There are many helpdesks available that you can use on a subscription basis, like Hiver, Zendesk, Freshworks, etc. They deliver a fully functional platform for a subscription enabling you to get started with omnichannel right from the get-go.
3 Content Management Systems
The content on your online site is what customers interact with first. They turn to it to get the information they need before continuing with their journey. Content should be tailored for relevance, and add value to the reader, and the customer.
This is also how search engines rank sites – based on relevance to the user. Whether you’re launching a podcast, writing educational blog articles, or sharing posts on social media, it’s important to be relevant to potential prospects.
Content Management Systems like WordPress, Shopify, and Drupal are easy to use and give you a host of plugins/apps that can be used to enhance the content being published.
WordPress, for example, has SEO plugins like Yoast and SEOPress that give content creators great insights into their SEO score by analyzing the content against the keywords they wish to rank.
The USP of CMS platforms, however, is the ease of use.

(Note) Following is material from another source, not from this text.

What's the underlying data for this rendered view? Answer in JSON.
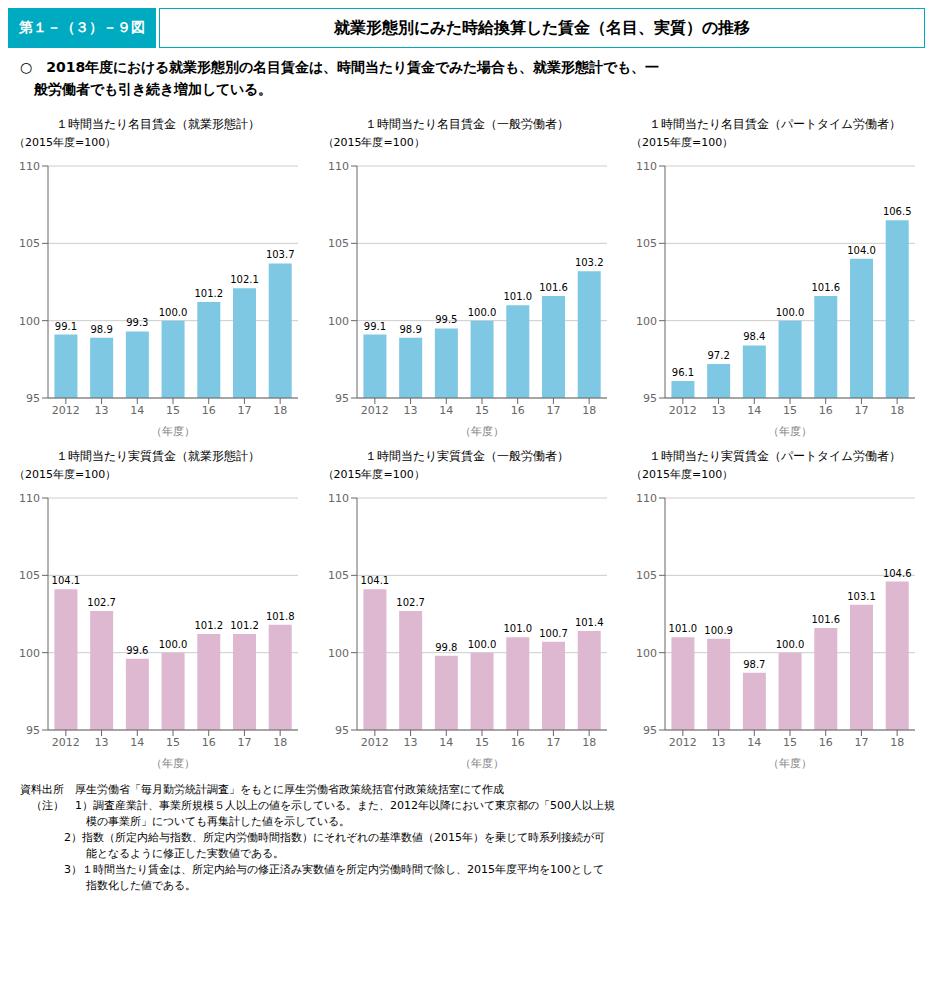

Businesses can create, publish, and modify content faster and this allows them to put out more content more frequently to help their customers.
Conclusion
Implementing a CXM framework and purchasing supporting tools is going to be worthwhile. It will help enhance customer experience which will, in turn, increase your customer acquisition rate and retention rate, both of which greatly increase revenue.
Having a strategy for CXM helps your brand deliver great CX, consistently.
Consistency in delivering a good experience is as important as the experience itself, especially in today’s digital era.